Me Kabou et les lions condamnes à Rabat

Invité par la convention des jeunes reporters du Sénégal, l'avocat des 17 Sénégalais interpellés au Maroc depuis la finale est revenu en large sur cette question. Me Patrick Kabou a rappelé que ses clients considèrent que ce procès n'est pas le leur, car il n'a pas respecté leurs droits. Nos compatriotes soulignent, d'après l’avocat, n'avoir compris ce qu'on leur reproche qu'à l'audience du 12 février, suite aux traductions en wolof faites par le Vice-Consul du Sénégal.
"Le tribunal ne disposant, depuis le début, pas de traducteur en wolof. Mes clients rappellent que devant les enquêteurs, ils n'ont jamais bénéficié des services d'un avocat ni d'un interprète dans la langue qu'ils maîtrisent, le wolof. Devant le Procureur du Roi, ils n'ont jamais pu voir leurs avocats afin de préparer leur défense, du seul fait du Procureur du Roi. À l'audience du 12 février, ils ont été entendus sans leurs avocats.

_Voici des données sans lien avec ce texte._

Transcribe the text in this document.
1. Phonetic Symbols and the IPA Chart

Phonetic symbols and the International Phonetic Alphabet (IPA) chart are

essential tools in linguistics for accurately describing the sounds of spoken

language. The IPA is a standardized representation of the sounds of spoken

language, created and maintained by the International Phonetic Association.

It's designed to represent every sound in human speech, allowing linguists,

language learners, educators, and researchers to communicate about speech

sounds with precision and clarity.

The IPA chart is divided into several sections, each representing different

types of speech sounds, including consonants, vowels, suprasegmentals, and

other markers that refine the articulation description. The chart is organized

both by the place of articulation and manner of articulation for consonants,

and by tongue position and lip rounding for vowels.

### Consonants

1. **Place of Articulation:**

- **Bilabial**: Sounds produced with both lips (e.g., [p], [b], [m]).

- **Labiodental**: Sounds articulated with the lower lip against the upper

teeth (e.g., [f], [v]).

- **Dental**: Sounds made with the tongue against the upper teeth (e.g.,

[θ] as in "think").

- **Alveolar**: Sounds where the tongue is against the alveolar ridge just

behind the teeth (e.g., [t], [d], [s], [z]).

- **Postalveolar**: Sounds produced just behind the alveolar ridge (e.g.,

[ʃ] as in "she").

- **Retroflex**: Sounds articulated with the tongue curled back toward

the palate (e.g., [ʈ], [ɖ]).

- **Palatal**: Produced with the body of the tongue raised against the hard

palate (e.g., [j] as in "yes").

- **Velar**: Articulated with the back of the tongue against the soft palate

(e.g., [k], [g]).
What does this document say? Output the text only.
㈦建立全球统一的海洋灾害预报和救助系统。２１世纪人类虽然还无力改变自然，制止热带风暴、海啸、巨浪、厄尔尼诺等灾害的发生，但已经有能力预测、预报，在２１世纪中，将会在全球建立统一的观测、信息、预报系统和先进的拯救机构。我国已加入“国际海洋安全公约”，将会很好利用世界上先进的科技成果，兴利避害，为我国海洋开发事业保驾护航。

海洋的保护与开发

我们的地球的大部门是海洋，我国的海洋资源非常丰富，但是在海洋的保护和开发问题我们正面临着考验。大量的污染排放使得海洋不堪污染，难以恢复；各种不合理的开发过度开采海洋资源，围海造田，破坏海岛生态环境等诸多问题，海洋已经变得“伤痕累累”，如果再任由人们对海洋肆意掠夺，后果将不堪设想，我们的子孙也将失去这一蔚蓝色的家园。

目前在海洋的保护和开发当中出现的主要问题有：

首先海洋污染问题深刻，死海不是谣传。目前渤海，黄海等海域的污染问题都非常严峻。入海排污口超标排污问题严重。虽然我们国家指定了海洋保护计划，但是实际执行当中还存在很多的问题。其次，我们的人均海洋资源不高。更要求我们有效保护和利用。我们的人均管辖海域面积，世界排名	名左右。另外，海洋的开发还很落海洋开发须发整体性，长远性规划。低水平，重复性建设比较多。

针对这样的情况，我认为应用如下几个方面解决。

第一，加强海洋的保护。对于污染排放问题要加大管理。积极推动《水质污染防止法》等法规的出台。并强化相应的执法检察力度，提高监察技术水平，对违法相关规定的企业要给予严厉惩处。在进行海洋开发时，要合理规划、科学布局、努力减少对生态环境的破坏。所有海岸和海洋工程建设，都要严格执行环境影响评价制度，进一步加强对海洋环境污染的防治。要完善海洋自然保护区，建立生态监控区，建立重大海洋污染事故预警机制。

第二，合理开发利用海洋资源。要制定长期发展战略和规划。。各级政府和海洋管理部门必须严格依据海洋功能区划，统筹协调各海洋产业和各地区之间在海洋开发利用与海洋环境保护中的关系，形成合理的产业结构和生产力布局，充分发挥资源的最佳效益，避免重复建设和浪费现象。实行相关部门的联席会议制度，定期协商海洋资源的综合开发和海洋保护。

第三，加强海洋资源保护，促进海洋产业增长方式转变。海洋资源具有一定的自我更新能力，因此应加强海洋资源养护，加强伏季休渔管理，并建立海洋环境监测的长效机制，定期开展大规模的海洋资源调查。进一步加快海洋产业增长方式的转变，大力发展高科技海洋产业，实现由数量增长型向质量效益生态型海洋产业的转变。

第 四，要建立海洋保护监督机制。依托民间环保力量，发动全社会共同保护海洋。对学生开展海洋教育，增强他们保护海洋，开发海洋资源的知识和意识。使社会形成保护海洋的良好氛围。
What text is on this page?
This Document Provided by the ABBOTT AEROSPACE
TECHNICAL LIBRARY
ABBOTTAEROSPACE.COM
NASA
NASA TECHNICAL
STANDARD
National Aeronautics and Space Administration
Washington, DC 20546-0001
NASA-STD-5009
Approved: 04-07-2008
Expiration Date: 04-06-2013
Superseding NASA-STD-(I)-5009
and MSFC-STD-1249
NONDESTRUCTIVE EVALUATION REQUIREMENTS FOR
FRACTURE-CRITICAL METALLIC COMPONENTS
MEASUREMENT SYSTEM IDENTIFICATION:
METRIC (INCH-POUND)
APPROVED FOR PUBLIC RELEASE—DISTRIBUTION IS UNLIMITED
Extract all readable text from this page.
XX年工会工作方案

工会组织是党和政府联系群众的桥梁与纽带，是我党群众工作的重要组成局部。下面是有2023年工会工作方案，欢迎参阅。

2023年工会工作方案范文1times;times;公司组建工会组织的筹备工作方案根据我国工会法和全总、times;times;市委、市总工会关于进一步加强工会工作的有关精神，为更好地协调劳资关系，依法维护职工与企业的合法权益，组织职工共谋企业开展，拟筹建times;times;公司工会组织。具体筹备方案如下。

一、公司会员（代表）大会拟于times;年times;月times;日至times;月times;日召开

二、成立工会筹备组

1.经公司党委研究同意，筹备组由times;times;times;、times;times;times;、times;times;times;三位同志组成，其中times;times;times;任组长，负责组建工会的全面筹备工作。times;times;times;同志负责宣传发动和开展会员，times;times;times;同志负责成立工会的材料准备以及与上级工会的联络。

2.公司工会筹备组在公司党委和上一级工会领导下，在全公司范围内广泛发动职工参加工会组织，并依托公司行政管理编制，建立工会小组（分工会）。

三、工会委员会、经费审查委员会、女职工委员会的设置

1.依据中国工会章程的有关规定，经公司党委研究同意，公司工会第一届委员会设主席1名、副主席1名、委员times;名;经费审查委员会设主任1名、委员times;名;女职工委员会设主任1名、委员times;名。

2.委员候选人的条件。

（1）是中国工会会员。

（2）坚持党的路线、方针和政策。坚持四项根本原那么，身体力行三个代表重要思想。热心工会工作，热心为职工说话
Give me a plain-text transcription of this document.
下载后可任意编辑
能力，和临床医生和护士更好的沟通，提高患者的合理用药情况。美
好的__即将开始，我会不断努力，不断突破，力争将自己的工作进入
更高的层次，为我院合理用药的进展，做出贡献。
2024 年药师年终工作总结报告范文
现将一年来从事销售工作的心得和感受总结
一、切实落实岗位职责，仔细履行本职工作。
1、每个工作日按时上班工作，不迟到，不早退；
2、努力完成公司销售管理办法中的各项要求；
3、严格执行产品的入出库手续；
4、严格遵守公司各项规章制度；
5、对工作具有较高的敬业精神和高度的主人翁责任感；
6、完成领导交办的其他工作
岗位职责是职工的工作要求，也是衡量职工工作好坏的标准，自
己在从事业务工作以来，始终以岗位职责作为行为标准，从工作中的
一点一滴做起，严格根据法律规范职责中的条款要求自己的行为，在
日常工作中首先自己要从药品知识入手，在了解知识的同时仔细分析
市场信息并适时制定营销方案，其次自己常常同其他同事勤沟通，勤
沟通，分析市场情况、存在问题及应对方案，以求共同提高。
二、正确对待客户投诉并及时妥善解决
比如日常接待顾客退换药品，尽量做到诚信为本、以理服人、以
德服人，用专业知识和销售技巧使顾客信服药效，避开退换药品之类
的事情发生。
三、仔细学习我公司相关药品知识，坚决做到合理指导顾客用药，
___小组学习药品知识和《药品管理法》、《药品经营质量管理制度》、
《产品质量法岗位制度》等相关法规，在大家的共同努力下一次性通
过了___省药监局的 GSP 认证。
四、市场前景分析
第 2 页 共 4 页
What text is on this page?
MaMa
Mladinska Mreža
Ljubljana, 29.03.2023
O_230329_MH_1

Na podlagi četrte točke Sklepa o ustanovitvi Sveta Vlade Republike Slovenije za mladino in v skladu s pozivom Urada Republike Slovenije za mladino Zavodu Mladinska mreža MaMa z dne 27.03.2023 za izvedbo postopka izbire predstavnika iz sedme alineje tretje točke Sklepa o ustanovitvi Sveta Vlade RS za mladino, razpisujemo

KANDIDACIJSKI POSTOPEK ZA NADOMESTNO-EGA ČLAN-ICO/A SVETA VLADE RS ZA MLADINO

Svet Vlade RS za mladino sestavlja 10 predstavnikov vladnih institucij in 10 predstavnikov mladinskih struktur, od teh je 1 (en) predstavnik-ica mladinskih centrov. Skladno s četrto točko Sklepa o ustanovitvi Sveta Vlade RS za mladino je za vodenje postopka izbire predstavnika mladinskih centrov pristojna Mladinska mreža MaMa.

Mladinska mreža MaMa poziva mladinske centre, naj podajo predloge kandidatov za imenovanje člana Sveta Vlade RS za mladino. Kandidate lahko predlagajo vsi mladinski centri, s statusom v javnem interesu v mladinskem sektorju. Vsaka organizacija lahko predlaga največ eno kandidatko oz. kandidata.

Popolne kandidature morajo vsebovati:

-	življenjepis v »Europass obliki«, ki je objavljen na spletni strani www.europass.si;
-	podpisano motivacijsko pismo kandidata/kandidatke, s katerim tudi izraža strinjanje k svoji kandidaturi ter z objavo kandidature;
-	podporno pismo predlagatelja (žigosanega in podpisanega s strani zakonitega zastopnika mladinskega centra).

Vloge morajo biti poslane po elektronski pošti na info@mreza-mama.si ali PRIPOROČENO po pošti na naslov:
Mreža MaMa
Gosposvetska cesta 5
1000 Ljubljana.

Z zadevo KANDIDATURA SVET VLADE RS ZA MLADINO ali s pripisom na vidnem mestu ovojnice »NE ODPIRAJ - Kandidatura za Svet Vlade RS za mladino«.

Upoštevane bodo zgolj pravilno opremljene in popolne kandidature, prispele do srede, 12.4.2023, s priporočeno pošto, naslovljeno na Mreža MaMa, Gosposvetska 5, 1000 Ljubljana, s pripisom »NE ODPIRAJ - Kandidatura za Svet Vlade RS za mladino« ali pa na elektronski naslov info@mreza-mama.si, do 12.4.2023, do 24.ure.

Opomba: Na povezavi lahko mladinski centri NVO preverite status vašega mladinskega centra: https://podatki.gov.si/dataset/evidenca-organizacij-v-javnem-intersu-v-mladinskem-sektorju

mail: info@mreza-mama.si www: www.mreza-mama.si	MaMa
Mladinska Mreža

À l'audience du 19 février, les principaux concernés ne pouvaient suivre les échanges entre les parties, car essentiellement en arabe et sans traducteur, malgré la présence d'un traducteur assermenté," a confié la robe noire. Il a ajouté que, pour eux, « faire appel de cette décision, c'est cautionner l'absence manifeste de procès équitable, de respect des droits de la défense et des droits des détenus. C'est dans ce sens qu'ils me chargent d'informer l'opinion publique nationale et internationale que la décision rendue par le juge ne peut nullement les concerner. Ils se considèrent comme des otages en attente de leur libération par "leurs ravisseurs"’’.